Вечером за чашкой чая обсуждали положение, сложившееся в партии.

— Ты, Иосиф, побольше нашего повидал на белом свете, — сказал Семен, — тебе виднее. Но «Шаг вперед, два шага назад» я прочитал. И нет у меня никакого желания якшаться с этим вертихвостским меньшинством. Бегать сзади, дергать за полы, упрашивать: «Погодите! Минуточку одну! Давайте еще раз объяснимся…» Они думали, когда на разрыв пошли?
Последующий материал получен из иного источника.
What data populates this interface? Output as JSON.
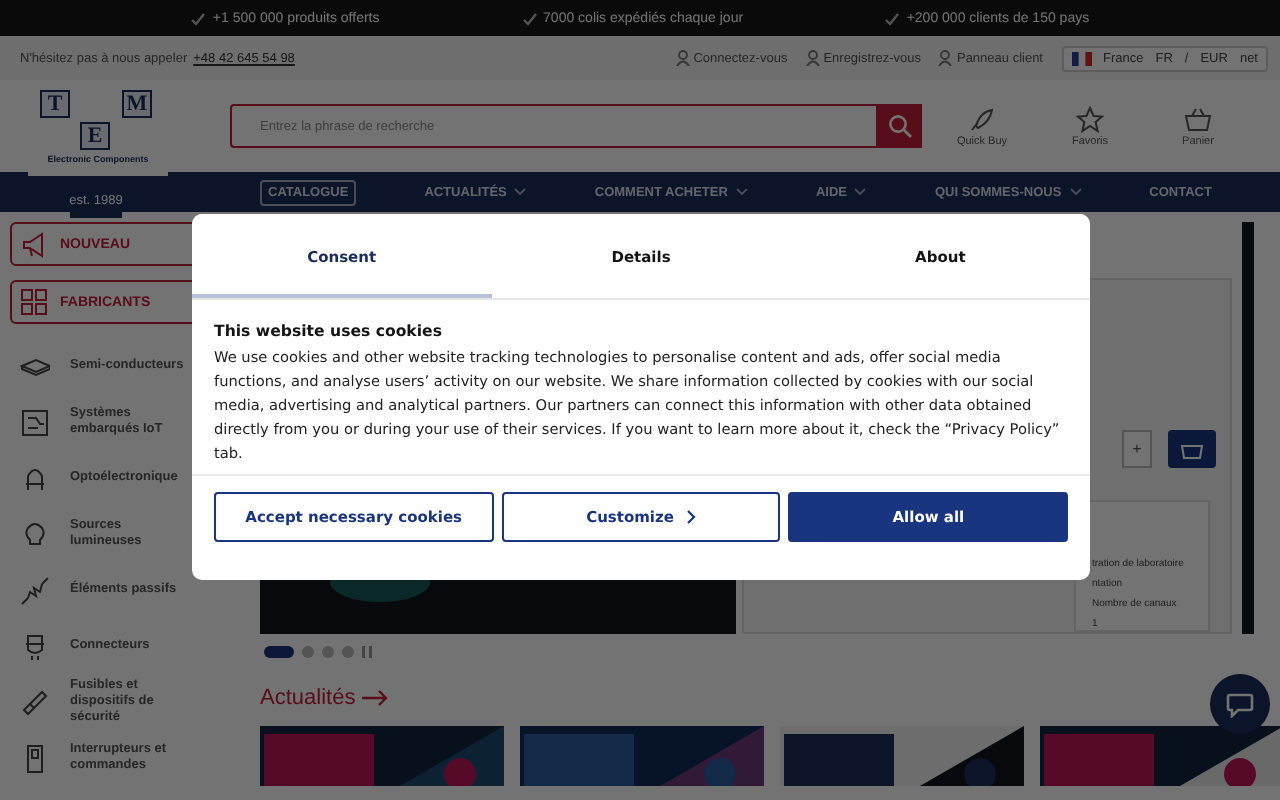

И черт с ними! Не понимаю, какой смысл ты видишь в том, чтобы обязательно удержать всех вместе! — Яков помешал ложечкой в стакане. — Вот чай у меня. Горячий, крепкий, вкусный чай. Ну, а если ты сюда полстакана холодной воды подольешь? Что, от этого он лучше сделается? Ленин очень точно определил, какой должна быть социал-демократическая партия. Съездовское большинство — именно такая партия. Зачем растворять в ней меньшинство, если оно того не хочет? Мы ведь не стремимся влить в нашу партию, скажем, эсеров!

— Ты берешь крайности, Яков! Эсеры — полностью враждебная партия, — возразила Анна. — В меньшинстве же оказались такие люди, как Мартов, Аксельрод, Засулич. Теперь и сам Плеханов.

— Именно это и обязывает меня противодействовать созыву съезда, поскольку новый съезд — желание только одной стороны. Пусть даже той стороны, к которой я и сам принадлежу, — сказал Иосиф.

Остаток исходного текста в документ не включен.